StrawBerry KingDome

A Land Of Sweetness And Sourness...Sometimes with Bitterness....The Exact Land that a Human Walks.... -all in all....I LOVE STRAWBERRY...hehe- ~to know me better, its to know me tru my blog~

Sunday, November 02, 2008

Diagnosis

Yes.
My family had spent RM 2K to fetch my grandpa back all the way from SP (not sunway piramid, duh, its Sungai Petani)
In case ur geography is THAT bad...Sungai Petani is actually in Kedah...

So, we rented an Ambulans, brought him back...
Sent him to Hosp Sungai Buloh (very good and new Hosp)
And we brought grey hairs to quite a num of doctors....
Lolz.
No one found anything....
Everything is normal.
Even the BP is Text Book figure 120/80 (i wonder how he acheived that)

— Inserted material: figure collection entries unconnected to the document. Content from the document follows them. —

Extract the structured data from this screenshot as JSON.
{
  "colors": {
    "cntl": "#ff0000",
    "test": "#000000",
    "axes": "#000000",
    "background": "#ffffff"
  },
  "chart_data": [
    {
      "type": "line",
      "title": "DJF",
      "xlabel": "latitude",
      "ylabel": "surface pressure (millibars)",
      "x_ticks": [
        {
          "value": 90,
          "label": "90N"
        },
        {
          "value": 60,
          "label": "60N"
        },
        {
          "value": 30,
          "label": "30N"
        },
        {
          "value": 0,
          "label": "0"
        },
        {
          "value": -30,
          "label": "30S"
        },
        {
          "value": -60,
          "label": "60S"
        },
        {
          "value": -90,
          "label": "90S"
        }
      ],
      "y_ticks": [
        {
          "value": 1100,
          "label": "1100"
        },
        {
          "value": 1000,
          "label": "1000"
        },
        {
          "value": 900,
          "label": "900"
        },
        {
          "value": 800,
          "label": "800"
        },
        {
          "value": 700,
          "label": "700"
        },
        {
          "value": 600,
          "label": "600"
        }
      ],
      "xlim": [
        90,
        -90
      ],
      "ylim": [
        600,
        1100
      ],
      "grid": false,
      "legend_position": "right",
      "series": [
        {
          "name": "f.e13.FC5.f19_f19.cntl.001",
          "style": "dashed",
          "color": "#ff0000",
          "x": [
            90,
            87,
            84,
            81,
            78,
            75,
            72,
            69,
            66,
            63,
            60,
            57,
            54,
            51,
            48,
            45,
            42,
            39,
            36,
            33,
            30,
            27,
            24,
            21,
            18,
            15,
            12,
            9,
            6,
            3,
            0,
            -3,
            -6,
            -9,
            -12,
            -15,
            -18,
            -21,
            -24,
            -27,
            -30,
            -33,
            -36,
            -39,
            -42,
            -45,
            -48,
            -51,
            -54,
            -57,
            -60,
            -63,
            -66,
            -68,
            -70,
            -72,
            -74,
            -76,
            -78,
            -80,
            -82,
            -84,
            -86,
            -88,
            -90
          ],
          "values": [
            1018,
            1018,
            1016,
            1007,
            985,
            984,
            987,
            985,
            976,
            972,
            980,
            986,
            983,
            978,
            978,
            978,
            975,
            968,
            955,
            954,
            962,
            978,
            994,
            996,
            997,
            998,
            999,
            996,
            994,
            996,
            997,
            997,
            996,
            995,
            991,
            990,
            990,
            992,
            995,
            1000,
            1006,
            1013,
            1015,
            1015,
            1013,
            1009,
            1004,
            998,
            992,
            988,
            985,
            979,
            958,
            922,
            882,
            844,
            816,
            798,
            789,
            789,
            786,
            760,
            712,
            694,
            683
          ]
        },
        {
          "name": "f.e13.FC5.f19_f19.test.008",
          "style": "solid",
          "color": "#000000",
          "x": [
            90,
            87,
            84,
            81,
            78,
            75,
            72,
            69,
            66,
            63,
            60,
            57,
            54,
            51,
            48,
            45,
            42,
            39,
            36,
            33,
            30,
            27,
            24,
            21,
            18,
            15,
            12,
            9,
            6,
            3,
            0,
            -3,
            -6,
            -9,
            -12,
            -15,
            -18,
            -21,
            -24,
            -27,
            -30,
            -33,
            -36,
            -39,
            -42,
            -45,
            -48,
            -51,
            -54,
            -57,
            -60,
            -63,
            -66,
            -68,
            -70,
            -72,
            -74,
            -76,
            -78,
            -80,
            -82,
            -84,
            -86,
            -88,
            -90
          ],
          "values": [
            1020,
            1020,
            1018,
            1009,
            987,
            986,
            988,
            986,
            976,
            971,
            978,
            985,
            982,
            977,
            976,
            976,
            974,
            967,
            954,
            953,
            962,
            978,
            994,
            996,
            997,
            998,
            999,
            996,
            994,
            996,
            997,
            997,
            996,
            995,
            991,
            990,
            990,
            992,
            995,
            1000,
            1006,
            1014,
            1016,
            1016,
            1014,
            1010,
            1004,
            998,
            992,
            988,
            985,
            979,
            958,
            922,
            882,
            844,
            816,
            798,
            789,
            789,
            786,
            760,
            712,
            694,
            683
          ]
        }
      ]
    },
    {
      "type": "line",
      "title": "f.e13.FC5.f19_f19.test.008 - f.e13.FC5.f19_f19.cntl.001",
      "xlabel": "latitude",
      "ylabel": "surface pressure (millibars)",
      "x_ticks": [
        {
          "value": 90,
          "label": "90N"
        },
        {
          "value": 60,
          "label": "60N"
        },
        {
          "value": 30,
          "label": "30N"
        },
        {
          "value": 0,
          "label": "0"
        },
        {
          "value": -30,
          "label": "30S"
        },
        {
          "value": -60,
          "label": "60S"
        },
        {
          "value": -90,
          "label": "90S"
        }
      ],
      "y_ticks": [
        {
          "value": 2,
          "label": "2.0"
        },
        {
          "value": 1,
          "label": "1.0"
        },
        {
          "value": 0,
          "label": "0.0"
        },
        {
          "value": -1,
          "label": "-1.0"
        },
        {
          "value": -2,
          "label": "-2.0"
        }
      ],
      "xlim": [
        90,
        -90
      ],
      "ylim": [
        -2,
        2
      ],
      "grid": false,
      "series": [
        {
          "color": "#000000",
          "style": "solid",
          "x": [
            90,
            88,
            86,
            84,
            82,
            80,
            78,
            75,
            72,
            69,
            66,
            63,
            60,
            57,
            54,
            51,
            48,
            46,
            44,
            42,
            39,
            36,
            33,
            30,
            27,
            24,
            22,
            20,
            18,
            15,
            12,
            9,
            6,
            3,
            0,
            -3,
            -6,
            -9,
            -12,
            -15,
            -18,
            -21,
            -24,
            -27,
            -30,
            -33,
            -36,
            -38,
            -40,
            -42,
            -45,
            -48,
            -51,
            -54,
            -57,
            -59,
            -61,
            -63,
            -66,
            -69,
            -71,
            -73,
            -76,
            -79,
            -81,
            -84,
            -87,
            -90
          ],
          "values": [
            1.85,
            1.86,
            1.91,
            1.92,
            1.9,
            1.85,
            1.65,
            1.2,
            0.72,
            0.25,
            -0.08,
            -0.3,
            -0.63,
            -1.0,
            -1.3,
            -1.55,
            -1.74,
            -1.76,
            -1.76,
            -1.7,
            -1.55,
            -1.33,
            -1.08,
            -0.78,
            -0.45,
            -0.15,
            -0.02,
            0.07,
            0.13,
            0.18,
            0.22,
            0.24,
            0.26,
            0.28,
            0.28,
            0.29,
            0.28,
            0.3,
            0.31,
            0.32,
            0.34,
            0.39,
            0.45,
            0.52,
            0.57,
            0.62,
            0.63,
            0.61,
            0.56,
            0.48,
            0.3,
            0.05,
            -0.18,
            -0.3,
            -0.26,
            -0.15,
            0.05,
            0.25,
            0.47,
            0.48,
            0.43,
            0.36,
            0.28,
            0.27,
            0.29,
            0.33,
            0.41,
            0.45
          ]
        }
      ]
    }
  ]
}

Now, the diagnosis is out...
finally...
A female doctor found it (a tick to Female!! hehe)
A bad prognosis esp with his old age.....extreme old age if u want me to specify.

-Sigh-


I must blame myself
Why i had not suspected anything?
When he aren't able to eat..
When he vomited.
All these are signs
They are so clear
Right infront of my eyes
Using CCB words,
They are crying :" pick me pick me, i am the correct diagnosis"
Esp with pain when i palpate his stomach
Yet i did not picked them up

I am such an asshole
I am such a failure

I need to learn....

Nothing can be done now...
Except to wait...
for a funeral to proceed.

I Am sorry....
If i ever said i hate you
I am sorry
If i ever treated u badly
I am sorry
Sincerely sorry
A late sorry
I know,

Somehow, all the hatred cancels off each other.
I have no idea why..
and Is too tired to think why...

I think im going to bed
Bed is the only place where i feel happiness surrounding me
In my dream
I am what i want to be
I am what i think i must be
I am Happy to the very least

p/s: No, im fine, please do not start calling me. I am fine. Sometimes, i just want to be alone...let me think of all my sins.....let me be all by myself.